I didn’t have a clue where the keys were but I knew a 2 year old who more than likely did. I had witnessed him playing with said keys which were hanging out of the drawers at the time. Leaving the keys in such a desirable place is tantamount to leaving a big sparkly necklace in full view of a magpie.

Having been in similar situations to this on several occasions I realised I had to tread carefully. I have lost many items in the past; money, mobile phones and kitchen utensils to name a few by going in too heavy handed. Cross words or a face like thunder would not retrieve the keys. I had to be like Kevin Spacey in the film ‘The Negotiator. I had to play the game, talk him down to recover the bounty.

So I approached the 2 year old with caution and said in my best Mary Poppins-esque jolly voice “Do you know where Daddy’s drawer keys are?”

There was silence, he was thinking, weighing me up, working out if I was really jolly or whether I was going to frog march him to the naughty step. Staring at him with honourable and trustworthy eyes I waited with baited breath.

“Garden” he simply replied and continued about his business. He’d admitted his guilt with just one word, I wanted to bollock him but I was still in negotiator territory.

We have a fairly large garden with more hidey holes than a piece of Swiss cheese. I knew this magpie; I knew he would not put them in an obvious place. If I had said what I wanted to say … “Go and find those keys immediately and then return to the naughty step where you will stay until a week on Wednesday” then they would be lost forever; or, until, we’d had a trip to IKEA to buy a whole new drawer unit when they would miraculously appear just as the flat pack instructions were being sworn at and ripped in two … isn’t that what always happens? Law of sod.

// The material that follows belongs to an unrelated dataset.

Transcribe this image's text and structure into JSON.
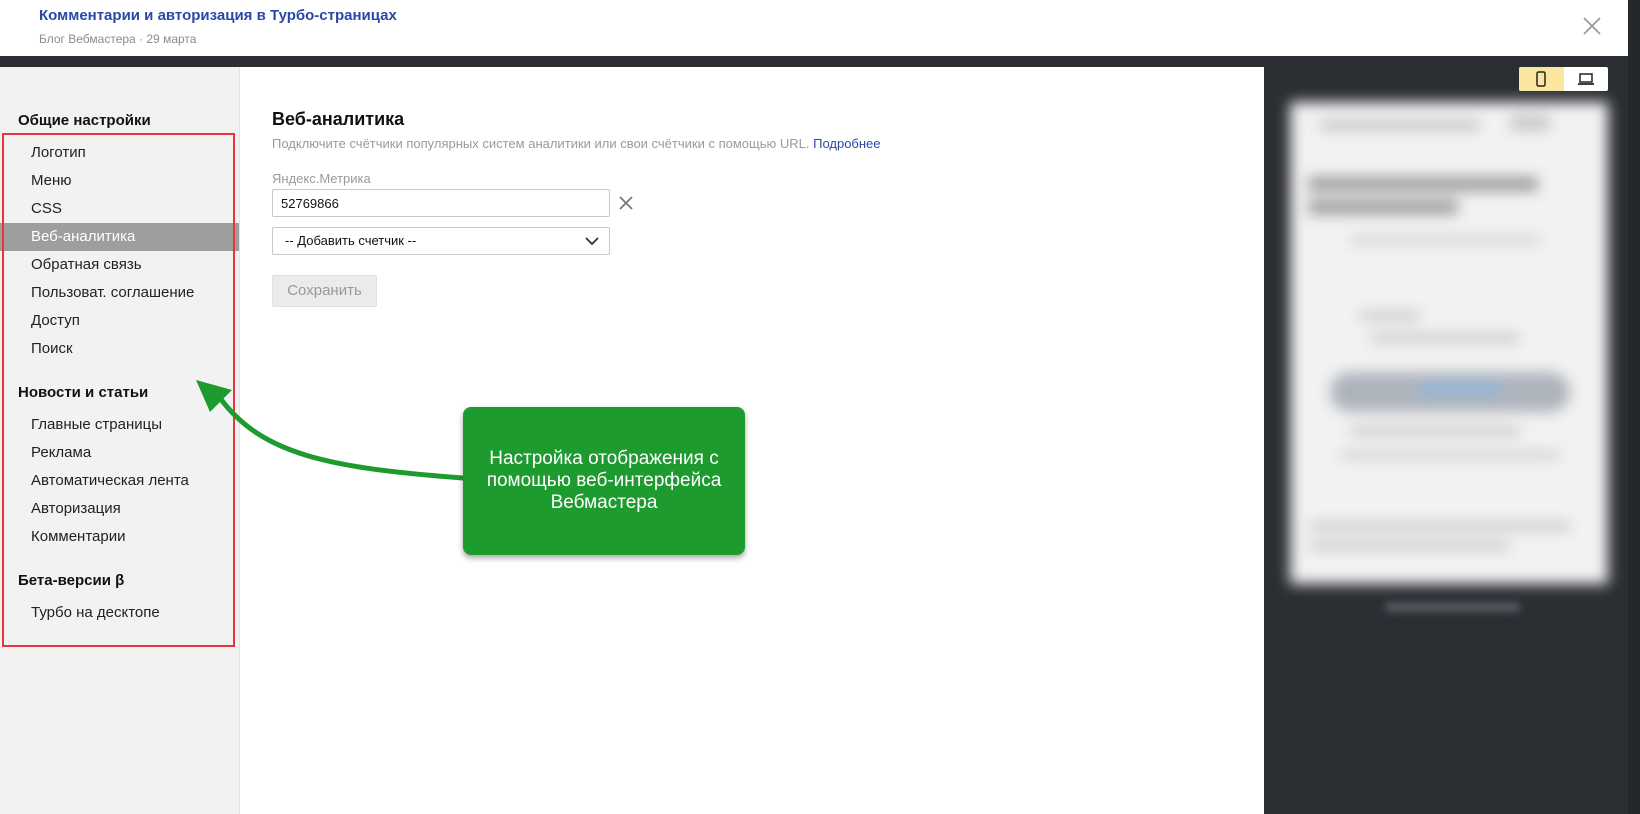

So I morphed once more into my Mary Poppins alter ego and with a look of sugar coated glee said to him “Mummy would be absolutely delighted if you could find the keys”. That was all it took, he was off, like a sniffer dog. I watched from a distance not wanting to put him off the scent.

As he walked towards the playhouse I felt relief, a sensible hidey hole. Then he stopped short of the playhouse, knelt on the decking and pressed his face as close to the wet wood as he could, moving along the 1cm gaps between each plank until he stood up and announced in his solo-word style ‘Gone’ and shrugged.

Like a member of the SAS I moved in. Kneeling on the wet decking, which is quite unpleasant, I set about looking for the smallest glint amongst the soggy leaves which lay beneath. A few moments later I spotted the little buggers. My next task was to retrieve them. If I were a real member of the SAS I would have had a length of string with an elaborate magnet attached to the end which I would keep down my undercrackers for such situations. I had to improvise. A magnetic fishing game would have been invaluable at this point. Alas, this is probably the only toy we don’t have. Instead I had to resort to a two pronged carving fork.

Triumphant I returned the bounty to my husband who wasn’t as amazed as I would have liked after the aptitude I had shown. He was probably relieved that he wasn’t going to have to crowbar next month’s gig tickets out of the drawers.

If anyone is wondering what to buy the 2 year old for Christmas, a magnetic fishing game would be perfect.

1 comment:

The Grocer said...

Yes, ingenuity becomes essential with more than one.